Ничего удивительного, что двадцатилетний студент в ту пору открыто говорил такие вещи. Во-первых, студент особенный: умный, начитанный. Во-вторых (из-за чего не надо бы и во-первых): кто только ни говорил тогда подобных вещей! Среди своих, правда, поэтому безбоязненность Сотина на Валько произвела впечатление. А Сотин признался:

— Знаете, я и жуликов тоже люблю. Я люблю смотреть, как они охмуряют плебс, как они заставляют массу копошиться в дерьме и смеются над этим. Итак, вы рыцарь или карьерист, скажите честно?

— Я не то, ни другое, — с тайным удовольствием сказало Валько.

— А что же вы? — задал Сотин вопрос в такой форме, что удовольствие Валько удвоилось.
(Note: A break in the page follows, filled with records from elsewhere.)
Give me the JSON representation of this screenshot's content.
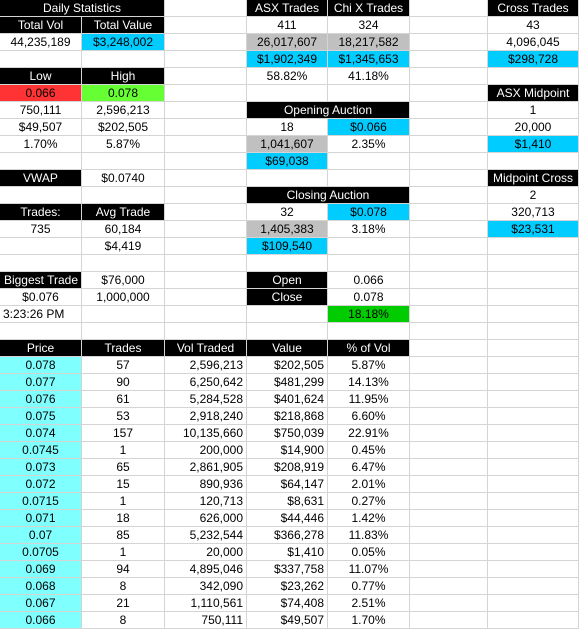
{
  "stats": {
    "title": "Daily Statistics",
    "totals": {
      "headers": [
        "Total Vol",
        "Total Value"
      ],
      "values": [
        "44,235,189",
        "$3,248,002"
      ]
    },
    "low_high": {
      "headers": [
        "Low",
        "High"
      ],
      "rows": [
        [
          "0.066",
          "0.078"
        ],
        [
          "750,111",
          "2,596,213"
        ],
        [
          "$49,507",
          "$202,505"
        ],
        [
          "1.70%",
          "5.87%"
        ]
      ]
    },
    "vwap": {
      "label": "VWAP",
      "value": "$0.0740"
    },
    "trades": {
      "label": "Trades:",
      "value": "735"
    },
    "avg_trade": {
      "label": "Avg Trade",
      "volume": "60,184",
      "value": "$4,419"
    },
    "biggest_trade": {
      "label": "Biggest Trade",
      "value": "$76,000",
      "price": "$0.076",
      "volume": "1,000,000",
      "time": "3:23:26 PM"
    }
  },
  "venues": {
    "headers": [
      "ASX Trades",
      "Chi X Trades"
    ],
    "rows": [
      [
        "411",
        "324"
      ],
      [
        "26,017,607",
        "18,217,582"
      ],
      [
        "$1,902,349",
        "$1,345,653"
      ],
      [
        "58.82%",
        "41.18%"
      ]
    ]
  },
  "opening_auction": {
    "title": "Opening Auction",
    "trades": "18",
    "price": "$0.066",
    "volume": "1,041,607",
    "pct": "2.35%",
    "value": "$69,038"
  },
  "closing_auction": {
    "title": "Closing Auction",
    "trades": "32",
    "price": "$0.078",
    "volume": "1,405,383",
    "pct": "3.18%",
    "value": "$109,540"
  },
  "open_close": {
    "open_label": "Open",
    "open": "0.066",
    "close_label": "Close",
    "close": "0.078",
    "change": "18.18%"
  },
  "cross_trades": {
    "title": "Cross Trades",
    "trades": "43",
    "volume": "4,096,045",
    "value": "$298,728"
  },
  "asx_midpoint": {
    "title": "ASX Midpoint",
    "trades": "1",
    "volume": "20,000",
    "value": "$1,410"
  },
  "midpoint_cross": {
    "title": "Midpoint Cross",
    "trades": "2",
    "volume": "320,713",
    "value": "$23,531"
  },
  "price_table": {
    "headers": [
      "Price",
      "Trades",
      "Vol Traded",
      "Value",
      "% of Vol"
    ],
    "rows": [
      [
        "0.078",
        "57",
        "2,596,213",
        "$202,505",
        "5.87%"
      ],
      [
        "0.077",
        "90",
        "6,250,642",
        "$481,299",
        "14.13%"
      ],
      [
        "0.076",
        "61",
        "5,284,528",
        "$401,624",
        "11.95%"
      ],
      [
        "0.075",
        "53",
        "2,918,240",
        "$218,868",
        "6.60%"
      ],
      [
        "0.074",
        "157",
        "10,135,660",
        "$750,039",
        "22.91%"
      ],
      [
        "0.0745",
        "1",
        "200,000",
        "$14,900",
        "0.45%"
      ],
      [
        "0.073",
        "65",
        "2,861,905",
        "$208,919",
        "6.47%"
      ],
      [
        "0.072",
        "15",
        "890,936",
        "$64,147",
        "2.01%"
      ],
      [
        "0.0715",
        "1",
        "120,713",
        "$8,631",
        "0.27%"
      ],
      [
        "0.071",
        "18",
        "626,000",
        "$44,446",
        "1.42%"
      ],
      [
        "0.07",
        "85",
        "5,232,544",
        "$366,278",
        "11.83%"
      ],
      [
        "0.0705",
        "1",
        "20,000",
        "$1,410",
        "0.05%"
      ],
      [
        "0.069",
        "94",
        "4,895,046",
        "$337,758",
        "11.07%"
      ],
      [
        "0.068",
        "8",
        "342,090",
        "$23,262",
        "0.77%"
      ],
      [
        "0.067",
        "21",
        "1,110,561",
        "$74,408",
        "2.51%"
      ],
      [
        "0.066",
        "8",
        "750,111",
        "$49,507",
        "1.70%"
      ]
    ]
  }
}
Валько усмехнулось. Оно удивлялось само себе: еще вчера никто не смог бы вызвать его на откровенность. Оно привыкло чувствовать себя чем-то вроде инопланетянина среди землян; фантастику, кстати, оно любило, особенно зарубежную, как и многие из его поколения, кому подобная литература заменяла философию — им казалось, что там ближе к коренным вопросам бытия, чем в официальной науке про общество, т. е. марксистко-ленинской, и уж тем более, чем в советских художественных книжках. Валько нравилось, что многие фантастические книги бесполы; пусть они даже строятся на любовном сюжете, но, как правило, без плотских подробностей, без размазывания, главное все-таки — Космос, Будущее, Прошлое, Иные Миры и т. п. Фантасты ведь, за редким исключением, имеют ум детски-любознательный, хоть и развитый, им нравятся фитюльки и бирюльки их выдумок, основанных на непреходящем изумлении, что даже Луна ужасно далеко, не говоря о прочих планетах, или, возможно, у них математический ум, что не входит в противоречие с детскостью, поэтому их рассказы так похожи на хитросплетенные задачи с ловким и неожиданным ответом; Салыкин вот не любил фантастику (выяснилось, когда подружились), ворчал, что это ненастоящие события, происходящие с ненастоящими людьми, а Валько как раз это и устраивало: оно чувствовало себя похожим больше на этих выдуманных людей, чем на реальных. Иногда, впрочем, наоборот, Валько казалось себе единственно реальным существом, остальное же — мираж, призраки. Но опасность, исходящая от этих призраков, серьезна. И ежедневна. И надо быть бдительным.

(И при этом Валько умудрялось сотрудничать с призраками, да еще и в призрачных делах — комсомольских. Но Валько не вникало в них, для него главное было: получить задание, в срок и хорошо выполнить его и заслужить похвалу. Оно по-прежнему, как во время жизни с мамой, больше всего любило, когда его хвалят. Похвала ведь — лучшая форма подтверждения твоего существования на свете.)

И вот появился Сотин, бесшабашно и безбоязненно умствующий, и Валько увидело в нем какую-то родственность. Наверное, оно было бы таким же, если бы родилось мужчиной. Валько захотелось выглянуть, приоткрыться.